Eventually Susan convinced a hesitant Dan to take a balloon flight. After the trip, Dan wasn’t sold. But Susan later convinced them to work with a local balloonist’s chase crew and the rest is history. Today, Dan has spent over 2,000 hours piloting hot air balloons and is well-known in the ballooning community. He and Susan have traveled as far as Taiwan to fly their balloons in festivals.

Ballooning has long since been a family affair in the Stukas family. Dan and Susan’s son and daughter, Mary Beth and DJ, are both involved in the family business. Mary Beth is married to Daryl Tatum, who Dan taught to pilot balloons decades ago.

This morning, the Stukases worked alongside father and daughter Stuart and Mary Enloe. Stuart Enloe, a RE/MAX balloon pilot has been coming to this event at Callaway for the past 25 years.

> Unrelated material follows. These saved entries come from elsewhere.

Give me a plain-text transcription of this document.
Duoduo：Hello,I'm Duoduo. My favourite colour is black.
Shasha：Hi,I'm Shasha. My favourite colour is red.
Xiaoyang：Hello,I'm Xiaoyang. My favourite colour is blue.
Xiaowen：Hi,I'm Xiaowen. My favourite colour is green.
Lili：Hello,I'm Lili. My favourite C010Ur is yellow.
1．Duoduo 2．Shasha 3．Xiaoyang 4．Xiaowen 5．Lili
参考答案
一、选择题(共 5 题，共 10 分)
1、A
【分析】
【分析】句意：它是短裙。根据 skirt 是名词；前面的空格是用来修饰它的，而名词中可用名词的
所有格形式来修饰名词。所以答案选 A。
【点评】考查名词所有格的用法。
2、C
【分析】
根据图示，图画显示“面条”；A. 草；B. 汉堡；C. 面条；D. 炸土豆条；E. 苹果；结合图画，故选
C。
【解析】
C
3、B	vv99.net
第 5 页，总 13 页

Despite the weather being inclement for any tethered balloon rides due to gusty conditions, the Stukases, Enloes and Tatum worked like a well-oiled machine to inflate the RE/MAX balloon.

“I got my [balloon] pilots license before my driver’s license,” said Mandy, a former Air Force pilot, as the crew worked on the balloon. She held down a tether as the balloon inflated, a task which was made difficult by the windy morning.]

In the basket of the balloon Stuart, DJ and Tatum also had a difficult job. The crew used high-powered fans and burners to inflate the balloon and get it to rise. Several times, a breeze caused the basked to tilt and veer as the crew filled it.

The unpredictable effect each gust had on the balloon was exactly why Dan called off tethered balloon that morning. Tonight, the balloon glow will go on as planned. Tethered ballon rides on Saturday and Sunday morning will depend upon the weather conditions on those days.

“We’ll have three nights of fireworks, we’ll have live music, dog shows, all the fun things going on at the beach,” said Callaway’s marketing manager Rachael McConnel. “So, it’s still going to be a wonderful salute to the end of our summer season.”